Gli Ebraismi Nella Lingua Italiana “Abstract”

“In principio … Dio disse: -Sia la luce- e la luce fu”. È Dio che parla. Egli creando il cielo e la terra dice: “sia la luce”. Solo dopo questa parola divina “la luce fu”.
La creazione avviene per un atto di parola, per la potenza della sua Parola, man mano che procedeva in essa, chiamò in vita le cose che non erano, dando loro nome, e solo nominando le cose che via via crea, Dio conferisce loro uno statuto ontologico: e Dio chiamò luce “giorno” e le tenebre “notte” … (e) dichiarò il firmamento “cielo”. La creazione avvenne per un atto verbale, per mezzo della parola.

Il Signore parlò per la prima volta all’uomo, mettendogli a disposizione tutti i beni del paradiso terrestre, e comandandogli di non mangiare del frutto dell’albero del bene e del male. Si delinea qui la prima possibilità di una lingua che viene compresa da Adamo. Egli, dopo aver plasmato tutti gli animali li condusse all’uomo per vedere come li avrebbe chiamati; e in qualunque modo l’uomo avrebbe chiamato ogni essere vivente, quello doveva essere il suo nome. Adamo viene condotto a nominare gli animali, e, dunque, presumibilmente emette dei suoni, esegue atti di linguaggio e stabilisce verosimilmente le regole di una lingua. Dio crea, con il primo uomo, anche la prima forma di linguaggio.

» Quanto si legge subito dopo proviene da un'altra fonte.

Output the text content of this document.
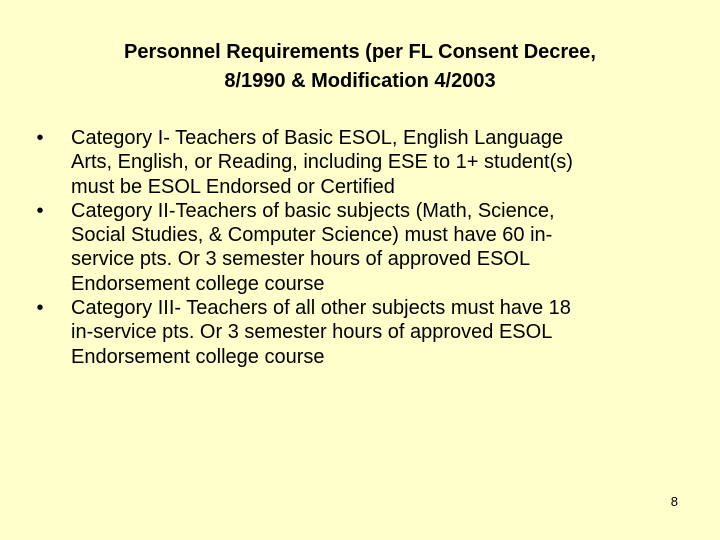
Personnel Requirements (per FL Consent Decree,
8/1990 & Modification 4/2003
•	Category I- Teachers of Basic ESOL, English Language
Arts, English, or Reading, including ESE to 1+ student(s)
must be ESOL Endorsed or Certified
•	Category II-Teachers of basic subjects (Math, Science,
Social Studies, & Computer Science) must have 60 in-
service pts. Or 3 semester hours of approved ESOL
Endorsement college course
•	Category III- Teachers of all other subjects must have 18
in-service pts. Or 3 semester hours of approved ESOL
Endorsement college course
8
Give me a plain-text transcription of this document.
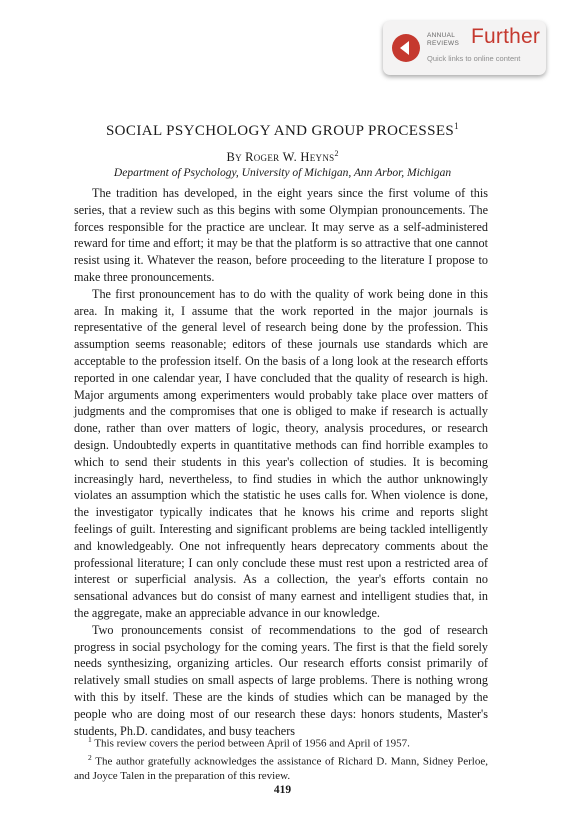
ANNUAL REVIEWS Further
Quick links to online content
SOCIAL PSYCHOLOGY AND GROUP PROCESSES$^1$
By Roger W. Heyns$^2$
Department of Psychology, University of Michigan, Ann Arbor, Michigan

The tradition has developed, in the eight years since the first volume of this series, that a review such as this begins with some Olympian pronouncements. The forces responsible for the practice are unclear. It may serve as a self-administered reward for time and effort; it may be that the platform is so attractive that one cannot resist using it. Whatever the reason, before proceeding to the literature I propose to make three pronouncements.

The first pronouncement has to do with the quality of work being done in this area. In making it, I assume that the work reported in the major journals is representative of the general level of research being done by the profession. This assumption seems reasonable; editors of these journals use standards which are acceptable to the profession itself. On the basis of a long look at the research efforts reported in one calendar year, I have concluded that the quality of research is high. Major arguments among experimenters would probably take place over matters of judgments and the compromises that one is obliged to make if research is actually done, rather than over matters of logic, theory, analysis procedures, or research design. Undoubtedly experts in quantitative methods can find horrible examples to which to send their students in this year's collection of studies. It is becoming increasingly hard, nevertheless, to find studies in which the author unknowingly violates an assumption which the statistic he uses calls for. When violence is done, the investigator typically indicates that he knows his crime and reports slight feelings of guilt. Interesting and significant problems are being tackled intelligently and knowledgeably. One not infrequently hears deprecatory comments about the professional literature; I can only conclude these must rest upon a restricted area of interest or superficial analysis. As a collection, the year's efforts contain no sensational advances but do consist of many earnest and intelligent studies that, in the aggregate, make an appreciable advance in our knowledge.

Two pronouncements consist of recommendations to the god of research progress in social psychology for the coming years. The first is that the field sorely needs synthesizing, organizing articles. Our research efforts consist primarily of relatively small studies on small aspects of large problems. There is nothing wrong with this by itself. These are the kinds of studies which can be managed by the people who are doing most of our research these days: honors students, Master's students, Ph.D. candidates, and busy teachers

$^1$ This review covers the period between April of 1956 and April of 1957.

$^2$ The author gratefully acknowledges the assistance of Richard D. Mann, Sidney Perloe, and Joyce Talen in the preparation of this review.

419
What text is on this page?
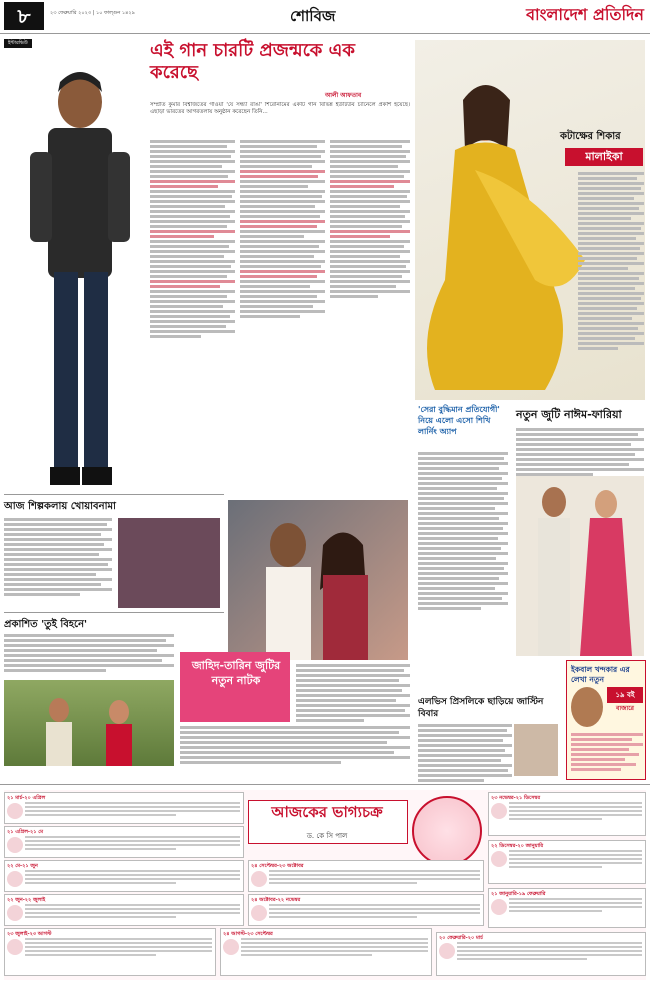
৮	২৩ ফেব্রুয়ারি ২০২৩ | ১০ ফাল্গুন ১৪২৯	শোবিজ	বাংলাদেশ প্রতিদিন
ইন্টারভিউ	এই গান চারটি প্রজন্মকে এক করেছে
আলী আফতাব
সম্প্রতি কুমার বিশ্বজিতের গাওয়া 'যে সন্ধ্যা রাঙা' শিরোনামের একটি গান বিভিন্ন ইউটিউব চ্যানেলে প্রকাশ হয়েছে। এছাড়া ভারতের আগরতলায় অনুষ্ঠান করেছেন তিনি...
কটাক্ষের শিকার
মালাইকা
আজ শিল্পকলায় খোয়াবনামা
জাহিদ-তারিন জুটির নতুন নাটক
প্রকাশিত 'তুই বিহনে'
'সেরা বুদ্ধিমান প্রতিযোগী' নিয়ে এলো এসো শিখি লার্নিং অ্যাপ
নতুন জুটি নাঈম-ফারিয়া
এলভিস প্রিসলিকে ছাড়িয়ে জাস্টিন বিবার
ইকবাল খন্দকার এর লেখা নতুন
১৯ বই
বাজারে
আজকের ভাগ্যচক্র
ড. কে সি পাল
২১ মার্চ-২০ এপ্রিল
২১ এপ্রিল-২১ মে
২২ মে-২১ জুন
২২ জুন-২২ জুলাই
২৩ জুলাই-২৩ আগস্ট	২৪ আগস্ট-২৩ সেপ্টেম্বর
২৪ সেপ্টেম্বর-২৩ অক্টোবর
২৪ অক্টোবর-২২ নভেম্বর
২৩ নভেম্বর-২১ ডিসেম্বর
২২ ডিসেম্বর-২০ জানুয়ারি
২১ জানুয়ারি-১৯ ফেব্রুয়ারি
২০ ফেব্রুয়ারি-২০ মার্চ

Adamo, a questo punto, appare come il primo creatore del linguaggio, doveva dare dei nomi agli animali, che sarebbero stati chiamati con la lingua istituita dal suo creatore. Adonai aveva dato ad Adamo una facoltà di linguaggio prima che egli costituisse una lingua. La stessa lingua materna viene appresa attraverso voce, era necessario che Dio educasse Adamo infondendogli la capacità di dare il nome appropriato alle cose. Che lingua l’Eterno ha usato? E Adamo? L’ebraico, la lingua primordiale dell’umanità, come sostengono la tradizione patristica e gli studiosi in genere.

Non solo le parole dell’ebraico riflettono la vera natura delle cose, ma la Potenza divina che ha dato ad Adamo un linguaggio perfetto, scritto e parlato, è la stessa che ha scolpito nell’argilla una struttura fisiologica adatta a produrlo. Il Signore con il Suo dito, successivamente, incise la pietra per dare all’uomo i dieci comandamenti, con quali caratteri lo fece? Quali segni erano? Di che lingua?

La Torah stava al cospetto di Dio al momento della creazione, come una serie di lettere non ancora congiunte tra loro con trattini e filetti di unione. Se non fosse stato il peccato di Adamo le lettere si sarebbero congiunte per formare un’altra storia, chissà … Per questo la Torah non contiene alcuna vocale, nessuna interpunzione e nessun accento, un mucchio di lettere non ordinato, solo il Messia metterà in ordine le lettere e ci darà la giusta lettura e interpretazione (Tradizione Ebraica). La punteggiatura, infatti, la vocalizzazione (nikkud) e gli accenti sono tardivi. Il crollo della torre di Babele è il crollo della lingua universale. Con il crollo della torre si dischiude un nuovo spazio, lo spazio aperto dell’incomprensione e dell’incompiutezza. E la punizione si volge in riparazione. Dio distrugge, ovvero “decostruisce”. È questo l’inizio della Sua riparazione.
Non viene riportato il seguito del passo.